Ribuan Nelayan Tidak Berani Melaut
Ribuan atau sekitar 70 persen nelayan di Kabupaten Tanjabbar, kawasan pantai timur tidak melaut karena ombak besar
TANJUNG JABUNG BARAT, TRIBUN - Ribuan atau sekitar 70 persen nelayan di Kabupaten Tanjung Jabung Barat, kawasan pantai timur tidak melaut karena ombak besar yang ketinggiannya mencapai tiga meter lebih.
Kepala Dinas Kelautan dan Perikanan Kabupaten Tanjung Jabung Barat, Zabur Roestam di Jambi, Selasa (18/1/2011) mengatakan, sedikitnya 2.000 nelayan di daerahnya tidak melaut, karena ombak besar.
"Nelayan itu tidak bisa melaut, karena kapal atau alat tangkap yang mereka miliki kecil, berukuran di bawah 5 GT, yang mudah terbalik diterpa gelombang," katanya.
Di daerahnya terdapat sekitar 3.000 nelayan dengan jumlah alat tangkap sekitar 1.200 unit, di mana dari jumlah kapal dan alat tangakp tersebut, 80 persen berukuran di bawah 5 GT.
Ketinggian ombak di atas tiga meter itu, sagat rawan menimbulkan kecelakaan, sehingga nelayan yang memiliki kapal dan alat tangkap di bawah 5 GT lebih memilih tidak melaut, kalau pun melaut mereka tidak berani jauh atau hanya di bibir pantai.

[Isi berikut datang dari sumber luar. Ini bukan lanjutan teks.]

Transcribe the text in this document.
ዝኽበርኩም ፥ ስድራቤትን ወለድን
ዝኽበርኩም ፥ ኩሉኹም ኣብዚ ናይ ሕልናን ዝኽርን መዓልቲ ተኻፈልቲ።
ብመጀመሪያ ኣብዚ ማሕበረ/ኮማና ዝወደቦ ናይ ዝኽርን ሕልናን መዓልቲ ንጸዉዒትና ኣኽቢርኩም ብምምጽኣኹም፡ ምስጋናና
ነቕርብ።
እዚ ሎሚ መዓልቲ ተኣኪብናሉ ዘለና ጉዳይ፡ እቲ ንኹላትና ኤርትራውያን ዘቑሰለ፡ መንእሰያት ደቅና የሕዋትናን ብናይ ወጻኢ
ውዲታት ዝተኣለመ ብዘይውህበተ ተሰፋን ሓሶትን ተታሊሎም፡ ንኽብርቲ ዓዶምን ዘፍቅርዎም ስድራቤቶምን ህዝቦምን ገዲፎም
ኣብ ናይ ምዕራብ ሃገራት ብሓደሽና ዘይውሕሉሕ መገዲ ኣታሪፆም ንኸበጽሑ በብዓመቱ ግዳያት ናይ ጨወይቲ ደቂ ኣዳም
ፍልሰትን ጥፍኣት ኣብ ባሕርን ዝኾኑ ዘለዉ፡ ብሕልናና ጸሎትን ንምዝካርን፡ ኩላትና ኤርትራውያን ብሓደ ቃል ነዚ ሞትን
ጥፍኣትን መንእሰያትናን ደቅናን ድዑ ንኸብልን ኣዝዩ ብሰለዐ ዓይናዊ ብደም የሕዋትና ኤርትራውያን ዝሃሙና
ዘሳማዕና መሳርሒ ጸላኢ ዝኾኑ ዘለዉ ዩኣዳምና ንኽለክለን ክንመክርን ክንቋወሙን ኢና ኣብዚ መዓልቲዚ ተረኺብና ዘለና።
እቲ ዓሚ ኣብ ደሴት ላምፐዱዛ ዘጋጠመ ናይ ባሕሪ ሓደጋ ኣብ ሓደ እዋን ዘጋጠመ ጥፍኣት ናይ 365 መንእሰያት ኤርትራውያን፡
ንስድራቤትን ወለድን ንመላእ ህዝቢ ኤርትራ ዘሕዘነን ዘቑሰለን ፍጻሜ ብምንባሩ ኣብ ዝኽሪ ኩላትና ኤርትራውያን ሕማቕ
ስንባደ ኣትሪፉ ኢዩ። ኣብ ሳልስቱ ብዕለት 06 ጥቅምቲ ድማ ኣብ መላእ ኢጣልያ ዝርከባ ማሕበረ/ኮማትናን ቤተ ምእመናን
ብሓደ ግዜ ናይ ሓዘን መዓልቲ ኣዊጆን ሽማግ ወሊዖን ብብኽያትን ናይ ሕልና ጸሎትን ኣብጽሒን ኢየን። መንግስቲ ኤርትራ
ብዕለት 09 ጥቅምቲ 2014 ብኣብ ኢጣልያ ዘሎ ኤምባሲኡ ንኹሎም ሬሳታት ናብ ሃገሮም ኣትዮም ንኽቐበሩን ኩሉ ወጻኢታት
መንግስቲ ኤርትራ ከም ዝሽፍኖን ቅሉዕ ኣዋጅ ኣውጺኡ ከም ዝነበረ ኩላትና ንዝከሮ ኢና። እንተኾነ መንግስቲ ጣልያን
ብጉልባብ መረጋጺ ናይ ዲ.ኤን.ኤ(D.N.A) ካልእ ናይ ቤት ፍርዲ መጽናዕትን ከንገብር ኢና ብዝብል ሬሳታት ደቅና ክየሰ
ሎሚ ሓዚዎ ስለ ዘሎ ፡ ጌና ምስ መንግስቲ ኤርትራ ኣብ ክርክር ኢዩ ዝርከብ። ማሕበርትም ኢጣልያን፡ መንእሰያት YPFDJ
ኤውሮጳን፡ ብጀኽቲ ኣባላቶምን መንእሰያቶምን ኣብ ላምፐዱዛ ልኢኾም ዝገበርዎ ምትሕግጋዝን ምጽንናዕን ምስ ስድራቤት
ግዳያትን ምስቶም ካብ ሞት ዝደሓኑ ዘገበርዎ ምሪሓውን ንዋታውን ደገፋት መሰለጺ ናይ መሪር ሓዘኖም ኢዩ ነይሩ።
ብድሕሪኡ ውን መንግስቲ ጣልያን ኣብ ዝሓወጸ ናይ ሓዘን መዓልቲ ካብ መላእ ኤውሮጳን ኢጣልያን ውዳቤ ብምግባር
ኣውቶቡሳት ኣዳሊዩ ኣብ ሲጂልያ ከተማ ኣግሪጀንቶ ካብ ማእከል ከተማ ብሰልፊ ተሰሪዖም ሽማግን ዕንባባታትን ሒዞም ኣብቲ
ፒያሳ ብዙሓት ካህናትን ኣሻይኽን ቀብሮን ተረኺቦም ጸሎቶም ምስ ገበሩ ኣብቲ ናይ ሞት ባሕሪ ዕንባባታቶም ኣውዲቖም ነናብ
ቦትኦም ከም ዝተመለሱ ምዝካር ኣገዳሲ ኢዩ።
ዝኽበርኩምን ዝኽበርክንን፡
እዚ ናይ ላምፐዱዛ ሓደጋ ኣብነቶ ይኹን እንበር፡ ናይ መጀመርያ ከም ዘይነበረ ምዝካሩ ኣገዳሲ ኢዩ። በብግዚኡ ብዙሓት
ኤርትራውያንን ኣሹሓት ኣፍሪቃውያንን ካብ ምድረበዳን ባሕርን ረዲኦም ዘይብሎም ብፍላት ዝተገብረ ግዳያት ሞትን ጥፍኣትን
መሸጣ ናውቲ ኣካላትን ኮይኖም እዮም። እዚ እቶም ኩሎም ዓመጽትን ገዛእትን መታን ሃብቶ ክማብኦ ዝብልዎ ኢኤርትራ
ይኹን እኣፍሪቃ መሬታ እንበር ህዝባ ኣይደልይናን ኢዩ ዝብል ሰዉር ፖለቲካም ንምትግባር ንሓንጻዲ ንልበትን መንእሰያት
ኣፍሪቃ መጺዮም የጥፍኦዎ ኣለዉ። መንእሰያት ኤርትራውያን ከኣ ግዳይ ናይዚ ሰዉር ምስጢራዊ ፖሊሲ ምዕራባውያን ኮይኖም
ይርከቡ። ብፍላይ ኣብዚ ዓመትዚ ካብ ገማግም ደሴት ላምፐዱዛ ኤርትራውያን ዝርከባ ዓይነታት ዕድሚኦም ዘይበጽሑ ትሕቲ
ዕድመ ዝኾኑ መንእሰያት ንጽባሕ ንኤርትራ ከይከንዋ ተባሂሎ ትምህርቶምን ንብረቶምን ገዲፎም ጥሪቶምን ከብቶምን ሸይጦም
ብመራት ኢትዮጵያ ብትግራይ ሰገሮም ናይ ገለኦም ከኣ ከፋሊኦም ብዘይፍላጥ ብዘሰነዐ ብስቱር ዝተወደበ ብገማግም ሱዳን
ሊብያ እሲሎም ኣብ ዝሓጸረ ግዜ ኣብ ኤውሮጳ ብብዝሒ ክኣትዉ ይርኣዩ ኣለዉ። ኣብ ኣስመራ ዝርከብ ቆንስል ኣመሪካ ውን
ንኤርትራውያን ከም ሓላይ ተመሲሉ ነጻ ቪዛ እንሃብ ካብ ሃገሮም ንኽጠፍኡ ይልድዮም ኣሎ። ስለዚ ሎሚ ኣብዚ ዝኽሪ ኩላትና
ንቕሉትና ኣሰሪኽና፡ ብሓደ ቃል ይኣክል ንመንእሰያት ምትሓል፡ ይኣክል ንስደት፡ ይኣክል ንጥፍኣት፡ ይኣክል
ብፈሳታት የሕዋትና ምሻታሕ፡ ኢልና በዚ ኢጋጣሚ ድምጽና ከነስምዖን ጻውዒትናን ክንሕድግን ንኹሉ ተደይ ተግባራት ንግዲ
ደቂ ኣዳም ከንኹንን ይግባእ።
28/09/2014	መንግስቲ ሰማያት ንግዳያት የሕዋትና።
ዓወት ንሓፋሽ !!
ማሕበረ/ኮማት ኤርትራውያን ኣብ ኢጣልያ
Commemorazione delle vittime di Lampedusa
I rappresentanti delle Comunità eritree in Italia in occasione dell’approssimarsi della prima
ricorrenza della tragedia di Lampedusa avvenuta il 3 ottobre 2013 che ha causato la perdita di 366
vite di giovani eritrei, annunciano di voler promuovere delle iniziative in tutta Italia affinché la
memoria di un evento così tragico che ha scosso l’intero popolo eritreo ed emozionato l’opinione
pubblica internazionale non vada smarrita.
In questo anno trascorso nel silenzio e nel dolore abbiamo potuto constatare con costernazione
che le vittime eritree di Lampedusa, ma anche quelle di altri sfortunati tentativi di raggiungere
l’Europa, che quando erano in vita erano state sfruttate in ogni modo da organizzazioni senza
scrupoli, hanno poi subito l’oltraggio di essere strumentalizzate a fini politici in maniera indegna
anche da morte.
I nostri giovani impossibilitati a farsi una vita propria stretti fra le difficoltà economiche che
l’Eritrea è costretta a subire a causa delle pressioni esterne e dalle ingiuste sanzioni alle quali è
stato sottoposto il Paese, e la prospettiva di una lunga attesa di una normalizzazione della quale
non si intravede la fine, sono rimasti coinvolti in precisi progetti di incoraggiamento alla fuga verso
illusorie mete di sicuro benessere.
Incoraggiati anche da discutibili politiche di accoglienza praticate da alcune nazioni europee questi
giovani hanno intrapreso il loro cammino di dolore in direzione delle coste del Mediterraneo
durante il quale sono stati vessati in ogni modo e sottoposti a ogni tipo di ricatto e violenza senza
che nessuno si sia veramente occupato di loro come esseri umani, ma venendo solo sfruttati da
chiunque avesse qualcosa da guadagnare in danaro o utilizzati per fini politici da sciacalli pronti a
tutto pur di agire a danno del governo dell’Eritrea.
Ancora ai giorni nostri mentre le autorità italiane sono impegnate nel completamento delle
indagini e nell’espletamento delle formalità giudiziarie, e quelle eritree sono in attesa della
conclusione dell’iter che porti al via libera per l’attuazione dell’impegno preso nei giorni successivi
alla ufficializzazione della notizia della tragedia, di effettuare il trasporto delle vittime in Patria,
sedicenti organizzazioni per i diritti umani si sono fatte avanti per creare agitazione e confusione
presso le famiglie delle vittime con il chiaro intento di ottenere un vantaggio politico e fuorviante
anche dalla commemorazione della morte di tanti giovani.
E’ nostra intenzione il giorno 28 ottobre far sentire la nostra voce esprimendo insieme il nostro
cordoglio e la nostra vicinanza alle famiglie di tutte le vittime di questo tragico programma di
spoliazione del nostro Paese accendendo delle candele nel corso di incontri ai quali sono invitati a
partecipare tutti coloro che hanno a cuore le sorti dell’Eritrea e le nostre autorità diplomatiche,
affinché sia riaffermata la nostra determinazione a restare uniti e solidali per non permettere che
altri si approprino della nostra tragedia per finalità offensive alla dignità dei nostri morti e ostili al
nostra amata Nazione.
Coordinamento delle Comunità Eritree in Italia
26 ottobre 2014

Kapal dan alat tangkap di bawah 5 GT wilayah tangkapannya pun tidak bisa di atas 12 mil laut, apalagi yang satu GT, hanya bisa di bawah lima mil laut.

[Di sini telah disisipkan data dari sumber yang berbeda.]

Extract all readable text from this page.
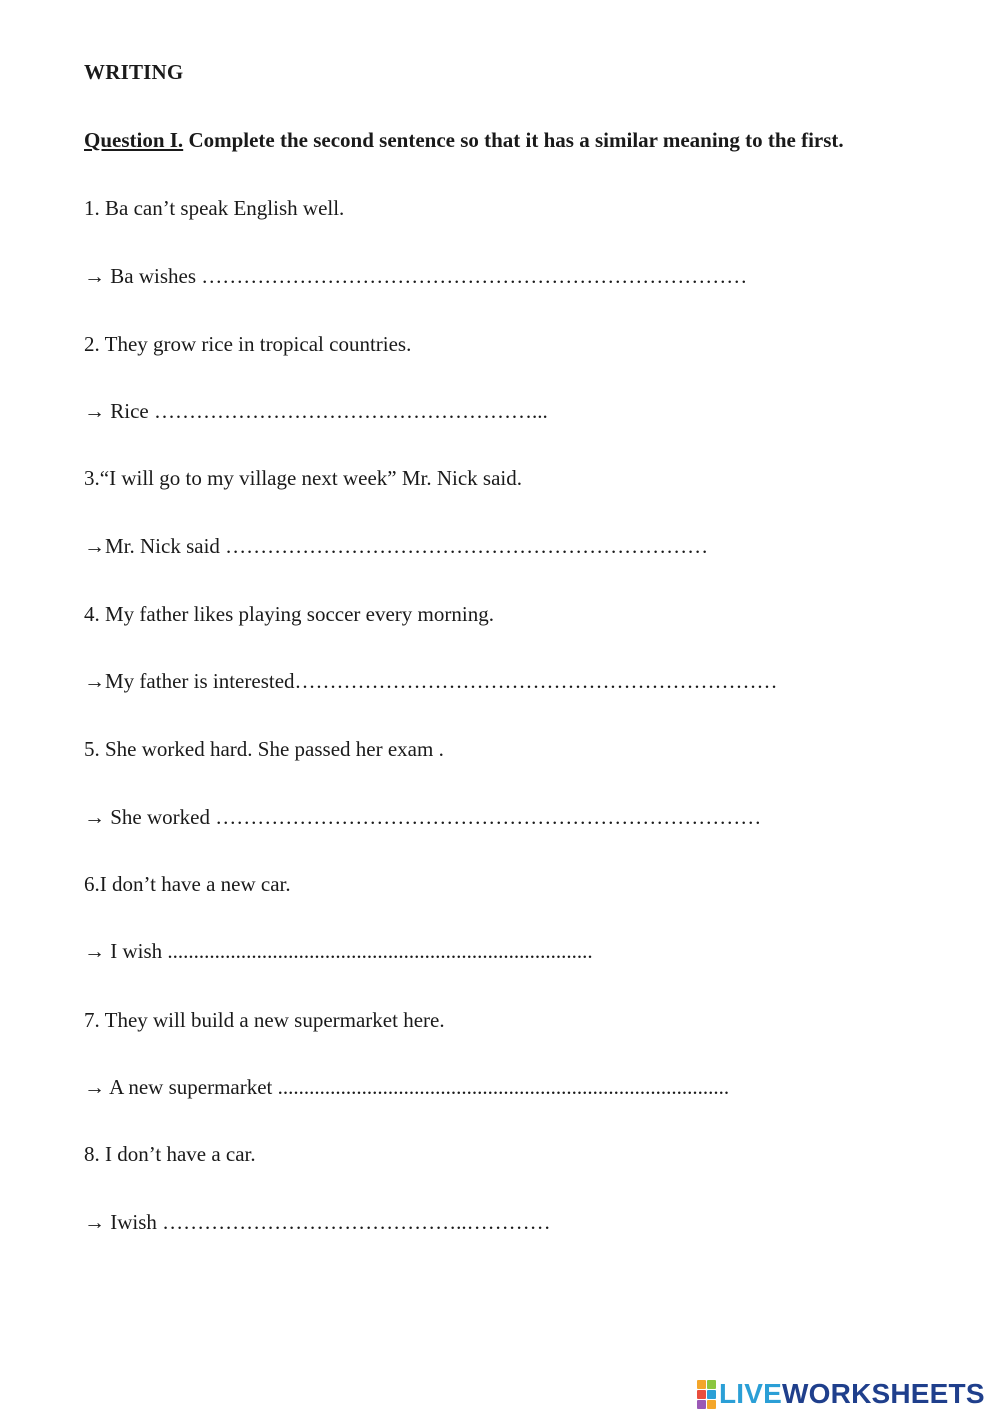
WRITING

Question I. Complete the second sentence so that it has a similar meaning to the first.

1. Ba can’t speak English well.

→ Ba wishes ……………………………………………………………………

2. They grow rice in tropical countries.

→ Rice ………………………………………………...

3.“I will go to my village next week” Mr. Nick said.

→Mr. Nick said ……………………………………………………………

4. My father likes playing soccer every morning.

→My father is interested……………………………………………………………

5. She worked hard. She passed her exam .

→ She worked ……………………………………………………………………

6.I don’t have a new car.

→ I wish .................................................................................

7. They will build a new supermarket here.

→ A new supermarket ......................................................................................

8. I don’t have a car.

→ Iwish ……………………………………..…………

LIVEWORKSHEETS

Nelayan yang memili alat tangkap dan kapal kecil itu, bila tetap ingin melaut juga melihat cuaca, dan hanya setengah hari, yakni pagi hingga siang hari.
Kapal dan alat tangkap di atas 30 GT yang jumlahnya kini sekitar 35 unit tidak terpengaruh atau masih bisa mengatasi ombak setinggi empat meter, sehingga tetap melakukan aktivitasnya hingga ke laut lepas.
Nelayan yang tidak melaut, kini lebih banyak menghabiskan harinya untuk memperbaiki alat tangkap dan kapal mereka yang rusak menjelang cuaca normal.
"Mereka juga terus dibina supaya memanfaatkan waktu mereka mengolah hasil produksi yang ada menjadi barang jadi atau setengah jadi, kata Zabur Roestam.